574.2
Post-Calais As Translation of Institutional Violence: Assessing the Mechanisms of Reception and Relocation of Migrants from Calais

Saturday, 21 July 2018: 14:45
Location: 701B (MTCC SOUTH BUILDING)
Oral Presentation
Paula Cristina SAMPAIO, University of Minho, Portugal
Isabel CARVALHAIS, University of Minho, Portugal
The national policies in regard to the management of migration within the EU context, often reveal the State as repressive and selective, as much as absent. Omission as an option is itself a form of Institutional Violence, one that, in result of its diffuse nature which involves the actions of institutions and agents at the service of the State, is not always perceptible to those who "construct" it, but also to those who “resist” to it.
Calais represents a strong case of Institutional Violence, as much for the absence of a full response to the problem, as for the dynamics of “resistance” of local civil society and migrants in suppressing the State’s deliberate absence.
In structural violence, inequalities emerge from society’s stratification at the economic, social and political level. Several elements facilitate society’s legitimation of these inequalities. The socio-economic hurdles and terrorism events in Europe, for instance, have been easing the path for a strong nexus between migration and security. By the same token, the nexus between security and migration legitimizes several forms of institutional violence, both against migrants and native citizens.

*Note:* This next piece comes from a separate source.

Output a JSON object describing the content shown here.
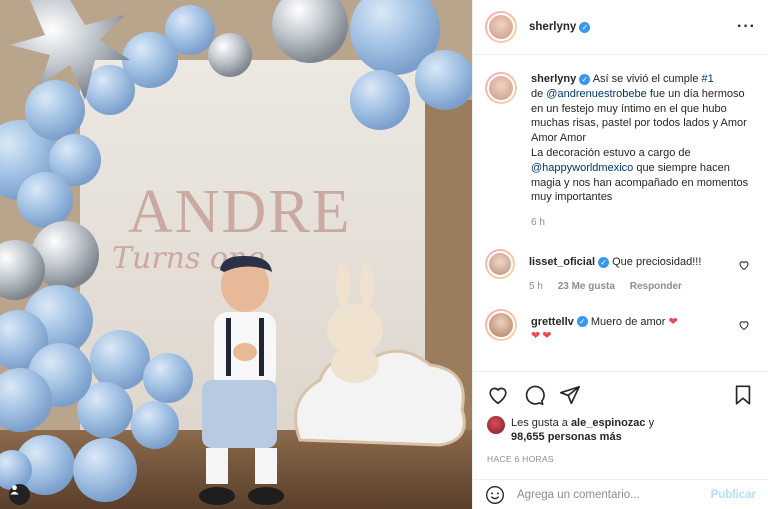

This paper focuses on the mechanisms of resettlement of Calais, implemented by the French government after the camp’s dismantling in October 2016, and how those translate a language of institutional violence. The narratives of relocated migrants in Paris are very relevant, since our approach is more agency-based than structure-oriented. In parallel, we analyze the role of civil society, often ignored by the media, and how it has responded in more or less spontaneous ways, to the absence of the State in providing for migrants. Thirdly, we explore the rationale underneath the French behavior, trying to explain the apparent paradox of a driving-country of asylum and migration policies in the EU, which acts weakly though vis-à-vis the United Kingdom.